Abstract Body: BACKGROUND: Atherosclerosis is a major underlying cause of cardiovascular disease (CVD). During the early stages of atherosclerosis, monocytes and macrophages are attracted to sites of endothelial damage, where they contribute to lesional progression and necrotic core formation through lipid uptake, pro-inflammatory signaling, the production of damage associated molecular patterns (DAMPs) and the impaired clearance of lipids and cellular debris. Many of these DAMPs signal through the multi-ligand Receptor for Advanced Glycation End Products (RAGE) and its intracellular effector molecule, Diaphanous 1 (DIAPH1), which is important for RAGE signaling. We previously demonstrated that Ldlr^-/-Diaph1^-/- mice fed a western diet exhibited less atherosclerosis and lower plasma and liver total cholesterol and triglycerides compared to Ldlr^-/- control mice. While cell-specific roles of Diaph1 are not yet known, RAGE and DIAPH1 are expressed in monocytes/macrophages, and therefore may influence their role in the pathogenesis of atherosclerosis
HYPOTHESIS: Myeloid specific deletion of Diaph1 in Ldlr null mice will attenuate lipid content and atherosclerotic burden in male and female mice.

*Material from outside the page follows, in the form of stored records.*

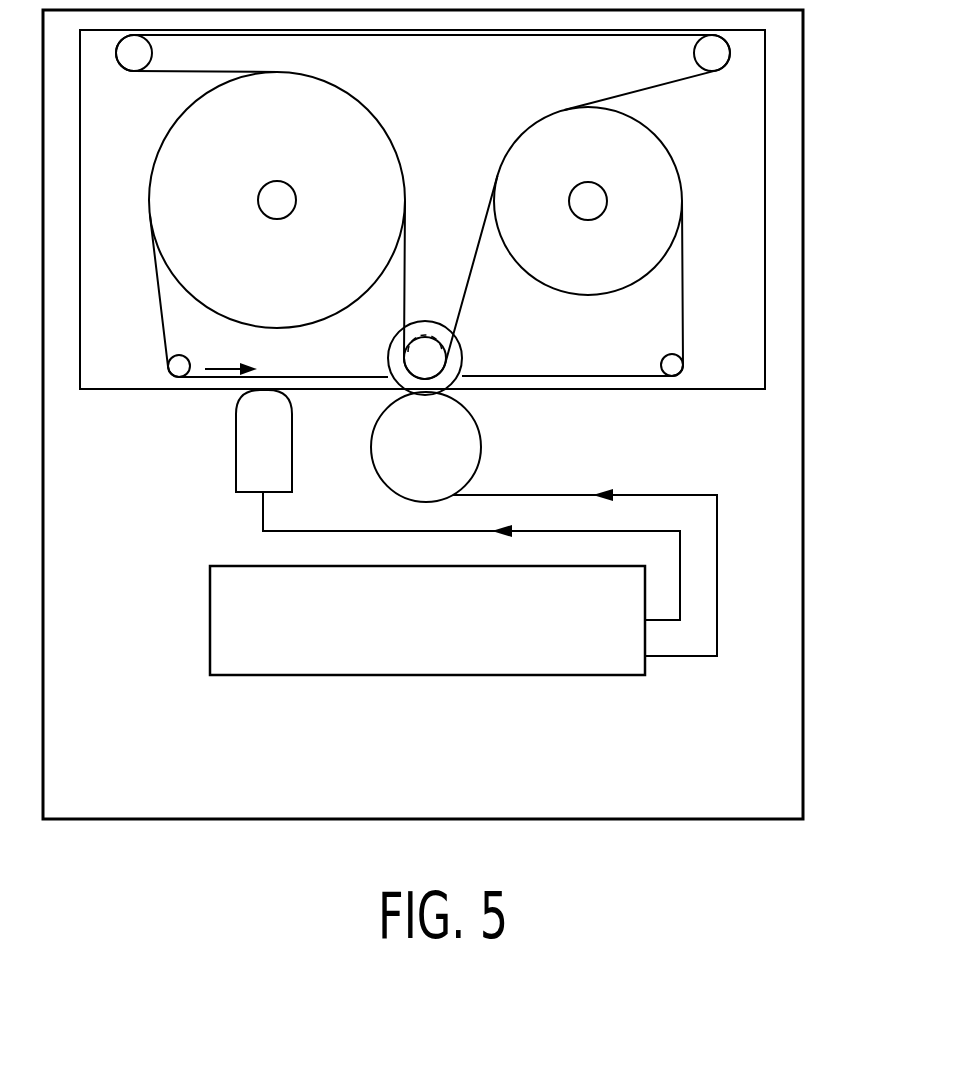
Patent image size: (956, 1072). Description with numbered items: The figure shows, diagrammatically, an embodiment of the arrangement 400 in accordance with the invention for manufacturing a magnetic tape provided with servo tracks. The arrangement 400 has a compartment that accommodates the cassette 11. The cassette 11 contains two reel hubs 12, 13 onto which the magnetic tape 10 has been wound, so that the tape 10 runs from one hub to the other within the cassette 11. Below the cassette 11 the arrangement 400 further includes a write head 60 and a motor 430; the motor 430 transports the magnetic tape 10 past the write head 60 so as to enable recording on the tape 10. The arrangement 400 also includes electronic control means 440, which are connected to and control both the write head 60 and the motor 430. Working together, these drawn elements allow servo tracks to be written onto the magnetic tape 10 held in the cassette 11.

The magnetic tape 10 is at (160, 338).
The cassette 11 is at (765, 176).
The reel hub 12 is at (277, 181).
The reel hub 13 is at (588, 182).
The write head 60 is at (236, 442).
The arrangement 400 is at (803, 493).
The motor 430 is at (481, 448).
The electronic control means 440 is at (458, 638).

METHODS: We used the Cre-lox system to create Ldlr^-/- male (n=5) and female (n8) mice with a myeloid-specific Diaph1 deletion (Ldlr^-/- Diaph1 (f/f)^ΔMac) and compared them to male (n=5) and female (n=6) control mice (Ldlr^-/- Diaph1 (f/f)). All mice were fed a western diet (0.15% cholesterol) for 16 weeks to induce atherosclerosis.
RESULTS: Myeloid deletion of Diaph1 resulted in no differences in atherosclerosis at the aortic sinus in male and female mice; however, female mice devoid of myeloid Diaph1 displayed a significant reduction in necrotic cores vs. controls (p=0.042). Further, although plasma concentrations of cholesterol and triglyceride and hepatic concentration of triglyceride did not differ between male mice devoid of myeloid Diaph1 vs. controls, female mice devoid of myeloid Diaph1 displayed significantly lower concentrations of plasma cholesterol (p=0.002) and triglyceride (p=0.007), and hepatic triglyceride (p=0.026) vs. myeloid Diaph1-expressing controls.
CONCLUSIONS: Our results indicate a sexual dimorphism in the functions of myeloid Diaph1 in atherosclerosis. The specific metabolic and immunological mechanisms underlying these changes in plasma and hepatic lipid concentrations are currently under investigation.